Through the tempest and the haze of Time, he could make out another TARDIS on the outskirts of the Cascade. This TARDIS, a mirror image of his own, was hovering over the mending timelines, the doors open for its occupants to observe the mystifying scene. He could distinguish who he knew to be a potential version of himself. Beside him stood the woman who had now woven herself into nearly every thread of his existence in some form or fashion.

Rose.

He almost imagined that her eyes actually met his from across the divide. It was as if she was really seeing him, was really there, rather than a mere filament of potential. She appeared to speak, though the words eluded him. He saw the image of his own self turn to her, whisper in her ear, then draw back. She smiled, a heart-stopping smile, then stepped back and closed the doors of the ship. It vanished, lost amid the swirl of possibilities.

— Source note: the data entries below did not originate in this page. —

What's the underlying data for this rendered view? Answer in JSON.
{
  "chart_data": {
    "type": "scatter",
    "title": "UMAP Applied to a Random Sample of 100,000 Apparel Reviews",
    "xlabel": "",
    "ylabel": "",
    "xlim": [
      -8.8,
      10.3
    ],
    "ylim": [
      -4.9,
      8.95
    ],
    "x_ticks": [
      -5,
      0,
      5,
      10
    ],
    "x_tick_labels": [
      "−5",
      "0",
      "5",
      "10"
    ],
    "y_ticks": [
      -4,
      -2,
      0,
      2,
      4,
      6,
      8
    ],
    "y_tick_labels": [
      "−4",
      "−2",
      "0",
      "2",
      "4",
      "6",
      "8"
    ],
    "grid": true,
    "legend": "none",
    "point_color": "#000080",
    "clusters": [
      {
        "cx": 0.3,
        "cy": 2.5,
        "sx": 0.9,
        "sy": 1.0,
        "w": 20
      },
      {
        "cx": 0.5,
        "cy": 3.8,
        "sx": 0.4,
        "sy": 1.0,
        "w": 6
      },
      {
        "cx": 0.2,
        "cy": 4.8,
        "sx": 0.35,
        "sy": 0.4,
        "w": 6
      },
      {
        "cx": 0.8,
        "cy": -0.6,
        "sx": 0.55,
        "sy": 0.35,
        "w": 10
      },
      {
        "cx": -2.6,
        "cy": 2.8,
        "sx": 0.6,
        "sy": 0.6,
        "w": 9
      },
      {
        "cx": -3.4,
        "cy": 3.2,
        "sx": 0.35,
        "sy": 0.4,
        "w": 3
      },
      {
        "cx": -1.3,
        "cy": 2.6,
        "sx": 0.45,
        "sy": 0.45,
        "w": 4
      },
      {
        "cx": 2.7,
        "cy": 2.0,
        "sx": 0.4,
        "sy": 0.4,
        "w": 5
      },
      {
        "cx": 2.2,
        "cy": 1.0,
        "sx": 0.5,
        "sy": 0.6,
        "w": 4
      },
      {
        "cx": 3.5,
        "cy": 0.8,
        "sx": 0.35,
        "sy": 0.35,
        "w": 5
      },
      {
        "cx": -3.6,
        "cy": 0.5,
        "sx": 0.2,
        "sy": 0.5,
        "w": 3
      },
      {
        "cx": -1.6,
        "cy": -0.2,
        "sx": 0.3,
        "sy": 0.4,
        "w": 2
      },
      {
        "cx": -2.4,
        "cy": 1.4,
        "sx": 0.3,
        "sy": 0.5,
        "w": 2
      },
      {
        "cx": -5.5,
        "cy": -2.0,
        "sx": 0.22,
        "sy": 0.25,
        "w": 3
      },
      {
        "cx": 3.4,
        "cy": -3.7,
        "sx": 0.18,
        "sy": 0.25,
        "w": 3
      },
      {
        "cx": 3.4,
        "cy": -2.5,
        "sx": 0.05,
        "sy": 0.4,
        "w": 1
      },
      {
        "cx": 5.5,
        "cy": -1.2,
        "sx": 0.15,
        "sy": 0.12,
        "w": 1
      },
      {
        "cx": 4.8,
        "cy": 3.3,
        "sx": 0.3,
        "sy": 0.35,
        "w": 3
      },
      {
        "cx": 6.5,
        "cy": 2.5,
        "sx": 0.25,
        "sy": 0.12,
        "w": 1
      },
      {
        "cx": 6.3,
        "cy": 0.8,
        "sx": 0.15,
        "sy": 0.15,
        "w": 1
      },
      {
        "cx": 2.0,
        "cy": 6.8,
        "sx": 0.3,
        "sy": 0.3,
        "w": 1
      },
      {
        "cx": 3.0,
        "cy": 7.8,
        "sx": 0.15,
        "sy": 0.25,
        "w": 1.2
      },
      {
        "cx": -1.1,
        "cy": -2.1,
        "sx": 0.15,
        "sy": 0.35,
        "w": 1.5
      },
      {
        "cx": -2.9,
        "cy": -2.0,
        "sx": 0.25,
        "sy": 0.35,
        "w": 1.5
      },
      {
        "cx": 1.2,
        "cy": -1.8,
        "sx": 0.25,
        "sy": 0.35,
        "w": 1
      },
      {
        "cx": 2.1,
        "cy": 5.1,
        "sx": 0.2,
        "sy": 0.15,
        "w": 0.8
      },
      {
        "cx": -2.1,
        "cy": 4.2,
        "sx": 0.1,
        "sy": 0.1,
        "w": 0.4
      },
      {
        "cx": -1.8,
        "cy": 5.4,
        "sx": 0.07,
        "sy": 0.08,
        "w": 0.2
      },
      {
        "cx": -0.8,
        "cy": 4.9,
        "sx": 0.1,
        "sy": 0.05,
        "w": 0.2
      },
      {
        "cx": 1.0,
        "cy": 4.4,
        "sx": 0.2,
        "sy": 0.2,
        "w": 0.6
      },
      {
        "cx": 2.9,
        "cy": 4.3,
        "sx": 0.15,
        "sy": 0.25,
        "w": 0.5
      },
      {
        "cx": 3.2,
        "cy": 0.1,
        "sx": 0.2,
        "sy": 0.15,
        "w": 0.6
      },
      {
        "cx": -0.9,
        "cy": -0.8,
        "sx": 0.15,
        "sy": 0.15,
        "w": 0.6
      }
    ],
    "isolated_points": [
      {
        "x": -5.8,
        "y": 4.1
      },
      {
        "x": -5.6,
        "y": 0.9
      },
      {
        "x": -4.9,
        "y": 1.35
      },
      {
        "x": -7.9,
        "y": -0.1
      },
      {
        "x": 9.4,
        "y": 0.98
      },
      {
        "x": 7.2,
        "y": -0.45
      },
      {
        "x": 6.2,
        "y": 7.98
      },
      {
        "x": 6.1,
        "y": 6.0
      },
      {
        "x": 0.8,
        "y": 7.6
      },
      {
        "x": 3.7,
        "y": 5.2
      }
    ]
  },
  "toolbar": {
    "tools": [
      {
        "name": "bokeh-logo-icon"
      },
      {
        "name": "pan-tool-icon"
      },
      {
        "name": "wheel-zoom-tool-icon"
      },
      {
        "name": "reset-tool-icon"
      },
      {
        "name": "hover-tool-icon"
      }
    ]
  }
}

For a moment he could barely breathe. His mind began to whirl as he considered the prospective significance of this fleeting glimpse. At this point, dare he even hope?

The Doctor staggered back and closed the doors to his own ship. Even for a Time Lord, seeing the raw confusion of endless future prospects any longer would have been enough to drive him mad.

He had absolutely no way of knowing what tomorrow would bring. Or the next day, or the next. All he could do was put one foot in front of the other and attempt to go on. He had been doing it for so many centuries and grown weary of the process. But through all this, Rose had reminded him of its great importance and held him accountable for doing just that. Perhaps his actions had served one definite purpose after all.

He would move on.

And no matter where his steps would lead him throughout all of Time, no matter which possible future timeline would become an unchangeable fact, Rose would be with him still. If not by his side, then in his hearts. Always.

On this day, the Doctor finally moved onwards. Because sometimes, even for those with all of Time seemingly at their command, the only direction that could be taken was forward.